Applications are now open for the fourth cohort of Start Studio, which will begin Sept. 2. For more information, visit here.
SME Looking for COVID-specific Articles for Special Publication
The Society of Manufacturing Engineers (SME) is looking for papers about the technological aspects of the COVID-19 pandemic for a special publication of the Journal of Manufacturing Systems.
Among the topics it expects to cover are:
- Success case studies of manufacturing firms in the COVID-19 pandemic.
- Case studies in the design and deployment of a nimble manufacturing system.
- Horizontal and vertical integration for resilient manufacturing.
- Flexible, reconfigurable and adaptable production systems.
- Manufacturing systems coping with uncertainties in demands and disruptions in global supply chains.
- Cyber-physical social production systems.
- Digitalization, big data analytics for resilient manufacturing.
- Additive and rapid manufacturing as a resilient manufacturing method.
- Innovative adaption of human-machine interface and communication technologies.
- Workforce re-training, re-skilling, and re-deployment for manufacturers.

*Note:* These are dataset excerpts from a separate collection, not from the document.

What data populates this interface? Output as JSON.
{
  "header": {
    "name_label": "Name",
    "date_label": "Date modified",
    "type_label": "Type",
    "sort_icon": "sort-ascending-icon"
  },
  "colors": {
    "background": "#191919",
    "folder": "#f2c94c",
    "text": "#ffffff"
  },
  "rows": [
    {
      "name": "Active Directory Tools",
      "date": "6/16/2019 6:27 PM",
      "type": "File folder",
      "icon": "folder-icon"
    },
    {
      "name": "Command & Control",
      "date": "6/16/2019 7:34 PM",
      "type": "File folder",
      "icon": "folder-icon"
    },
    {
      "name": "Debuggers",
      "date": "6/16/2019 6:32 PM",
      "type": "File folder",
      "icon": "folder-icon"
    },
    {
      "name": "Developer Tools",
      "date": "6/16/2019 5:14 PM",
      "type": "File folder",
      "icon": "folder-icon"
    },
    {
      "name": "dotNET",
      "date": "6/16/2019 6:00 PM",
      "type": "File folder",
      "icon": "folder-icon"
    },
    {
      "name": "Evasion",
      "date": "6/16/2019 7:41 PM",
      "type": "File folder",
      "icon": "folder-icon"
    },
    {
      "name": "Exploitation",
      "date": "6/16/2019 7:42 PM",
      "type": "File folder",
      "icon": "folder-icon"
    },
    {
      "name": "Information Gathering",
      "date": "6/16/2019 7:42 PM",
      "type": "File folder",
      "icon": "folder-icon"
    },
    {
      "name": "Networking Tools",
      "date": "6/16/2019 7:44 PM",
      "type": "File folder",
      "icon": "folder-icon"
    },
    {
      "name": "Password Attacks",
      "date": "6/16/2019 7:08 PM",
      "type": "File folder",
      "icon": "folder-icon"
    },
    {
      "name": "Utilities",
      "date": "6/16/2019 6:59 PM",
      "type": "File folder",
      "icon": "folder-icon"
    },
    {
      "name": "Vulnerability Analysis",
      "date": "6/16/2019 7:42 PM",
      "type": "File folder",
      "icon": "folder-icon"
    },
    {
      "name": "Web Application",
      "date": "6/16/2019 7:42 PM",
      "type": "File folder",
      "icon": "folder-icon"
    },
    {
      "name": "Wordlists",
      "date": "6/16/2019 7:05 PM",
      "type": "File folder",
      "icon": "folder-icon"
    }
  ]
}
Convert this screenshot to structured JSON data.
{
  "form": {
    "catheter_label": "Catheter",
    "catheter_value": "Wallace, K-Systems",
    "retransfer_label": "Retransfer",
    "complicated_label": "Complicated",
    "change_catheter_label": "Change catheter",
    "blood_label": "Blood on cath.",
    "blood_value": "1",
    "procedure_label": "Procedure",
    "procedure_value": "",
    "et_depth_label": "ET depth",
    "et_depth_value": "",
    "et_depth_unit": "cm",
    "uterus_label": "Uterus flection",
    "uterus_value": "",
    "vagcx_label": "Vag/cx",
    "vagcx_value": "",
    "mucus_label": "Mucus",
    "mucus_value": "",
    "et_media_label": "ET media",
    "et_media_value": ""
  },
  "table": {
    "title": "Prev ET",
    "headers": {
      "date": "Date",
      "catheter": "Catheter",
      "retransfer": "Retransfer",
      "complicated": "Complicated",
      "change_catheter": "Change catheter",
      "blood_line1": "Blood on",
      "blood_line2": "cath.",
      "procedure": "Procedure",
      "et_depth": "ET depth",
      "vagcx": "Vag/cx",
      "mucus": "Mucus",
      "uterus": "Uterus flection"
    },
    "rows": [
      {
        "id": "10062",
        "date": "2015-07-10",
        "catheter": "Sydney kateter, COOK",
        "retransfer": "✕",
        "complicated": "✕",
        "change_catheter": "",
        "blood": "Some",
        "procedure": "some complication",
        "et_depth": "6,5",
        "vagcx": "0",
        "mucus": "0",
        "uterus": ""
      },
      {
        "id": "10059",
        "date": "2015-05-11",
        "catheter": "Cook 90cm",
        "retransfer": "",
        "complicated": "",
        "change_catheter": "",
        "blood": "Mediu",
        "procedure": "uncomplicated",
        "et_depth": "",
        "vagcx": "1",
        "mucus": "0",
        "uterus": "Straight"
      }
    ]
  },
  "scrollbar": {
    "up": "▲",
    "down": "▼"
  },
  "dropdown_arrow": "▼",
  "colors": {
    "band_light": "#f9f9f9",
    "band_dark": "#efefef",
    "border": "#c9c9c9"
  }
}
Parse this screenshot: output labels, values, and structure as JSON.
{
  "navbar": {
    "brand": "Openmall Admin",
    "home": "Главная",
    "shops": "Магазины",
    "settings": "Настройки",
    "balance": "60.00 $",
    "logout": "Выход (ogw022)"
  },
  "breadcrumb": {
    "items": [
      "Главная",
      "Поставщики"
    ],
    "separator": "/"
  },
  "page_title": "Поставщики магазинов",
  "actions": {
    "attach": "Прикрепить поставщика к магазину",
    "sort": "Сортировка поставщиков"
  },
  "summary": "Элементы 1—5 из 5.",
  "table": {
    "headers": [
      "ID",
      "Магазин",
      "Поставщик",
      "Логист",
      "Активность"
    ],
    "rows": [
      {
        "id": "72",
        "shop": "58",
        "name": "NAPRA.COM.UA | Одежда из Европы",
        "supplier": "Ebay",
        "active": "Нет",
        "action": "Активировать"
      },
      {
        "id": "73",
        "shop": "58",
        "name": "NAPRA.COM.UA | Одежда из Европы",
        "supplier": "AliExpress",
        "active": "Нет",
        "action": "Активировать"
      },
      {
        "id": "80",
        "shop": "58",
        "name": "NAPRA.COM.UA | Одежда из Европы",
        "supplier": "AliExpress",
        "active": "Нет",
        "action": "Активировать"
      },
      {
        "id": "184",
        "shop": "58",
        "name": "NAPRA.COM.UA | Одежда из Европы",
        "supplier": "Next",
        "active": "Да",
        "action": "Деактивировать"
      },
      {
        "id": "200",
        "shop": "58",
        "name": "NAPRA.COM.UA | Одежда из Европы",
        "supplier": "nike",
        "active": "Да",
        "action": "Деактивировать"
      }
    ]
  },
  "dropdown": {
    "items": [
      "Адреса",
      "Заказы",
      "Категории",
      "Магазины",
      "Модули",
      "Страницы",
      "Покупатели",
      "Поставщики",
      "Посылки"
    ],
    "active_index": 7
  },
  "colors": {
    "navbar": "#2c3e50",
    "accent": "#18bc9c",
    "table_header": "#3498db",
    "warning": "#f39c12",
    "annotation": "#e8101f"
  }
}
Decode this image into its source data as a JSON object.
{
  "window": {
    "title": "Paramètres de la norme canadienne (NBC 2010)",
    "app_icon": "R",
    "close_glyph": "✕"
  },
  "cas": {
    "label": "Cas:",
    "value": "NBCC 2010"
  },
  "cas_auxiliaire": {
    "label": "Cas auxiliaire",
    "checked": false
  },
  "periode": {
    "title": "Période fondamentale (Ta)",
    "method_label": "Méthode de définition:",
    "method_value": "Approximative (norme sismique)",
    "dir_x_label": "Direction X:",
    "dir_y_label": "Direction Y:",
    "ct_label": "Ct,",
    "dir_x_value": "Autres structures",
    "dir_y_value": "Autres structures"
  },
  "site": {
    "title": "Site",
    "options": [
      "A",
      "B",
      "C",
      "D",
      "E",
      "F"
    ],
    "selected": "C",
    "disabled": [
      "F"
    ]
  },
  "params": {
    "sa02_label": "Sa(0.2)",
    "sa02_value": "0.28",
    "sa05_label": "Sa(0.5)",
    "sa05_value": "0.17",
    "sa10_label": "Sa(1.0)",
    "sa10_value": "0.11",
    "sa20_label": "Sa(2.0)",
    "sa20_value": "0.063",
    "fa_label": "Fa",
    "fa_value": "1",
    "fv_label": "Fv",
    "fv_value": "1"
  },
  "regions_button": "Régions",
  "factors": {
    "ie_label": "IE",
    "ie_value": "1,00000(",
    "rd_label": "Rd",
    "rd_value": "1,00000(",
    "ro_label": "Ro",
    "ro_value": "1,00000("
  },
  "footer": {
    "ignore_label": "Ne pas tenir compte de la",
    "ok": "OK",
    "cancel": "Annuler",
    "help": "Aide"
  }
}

For more information on how to submit papers, visit here. Follow the link “Submit your Paper,” located in the main page of the website, and submit manuscript to Article Type “SI: COVID-19 & Manufacturing.” Mention the name of the special issue in your cover letter. All manuscripts will be peer-reviewed in accordance with the established policies and procedures of the journal. The final papers will be selected for publication depending on the results of the peer review process and the reviews of guest editors.
Submissions open on Sept. 1 and close on Nov. 30.
EMU Continues Plans for Opening for In-person Fall Semester Classes
Eastern Michigan University in Ypsilanti is continuing its work to prepare for students to return to campus on Aug. 31.
The EMU Public Health Work Group has released its final report, including considerations and recommendations for on-Campus reopening, which can be found here.
The areas in which detailed recommendations are provided include:
- Screening, testing, and contact tracing
- Travel reporting
- Personal protective equipment
- Personal hygiene practice
- Physical distancing
- Environmental cleaning and disinfecting
Salvation Army Stepping Up During Pandemic
The Salvation Army of Metro Detroit has raised nearly $148,000 for residents who are struggling financially due to COVID-19. These funds will provide residents with food assistance and utility bill payments, as well as adequate access to medications, prescriptions, and transportation service.
Summer in the City Campaign Chairperson Alva Adams Mason of Toyota Motor North America and Campaign Champion David Lewis of AT&T Michigan are reaching out to their colleagues in the business community to finish this campaign by reaching its goal of $250,000.
Visit here to contribute.
Mason and Lewis both have deep ties to The Salvation Army. Mason is a member of The Salvation Army National Advisory Board, and Lewis was The Red Kettle Campaign chairperson last year.
Toyota has been supporting The Salvation Army for nine consecutive years with its Walk in My Boots Program – an annual community outreach project where Toyota donates winter boots and socks to those in need. AT&T Michigan signed on as The Salvation Army’s first corporate Red Kettle partner during the 2019 campaign.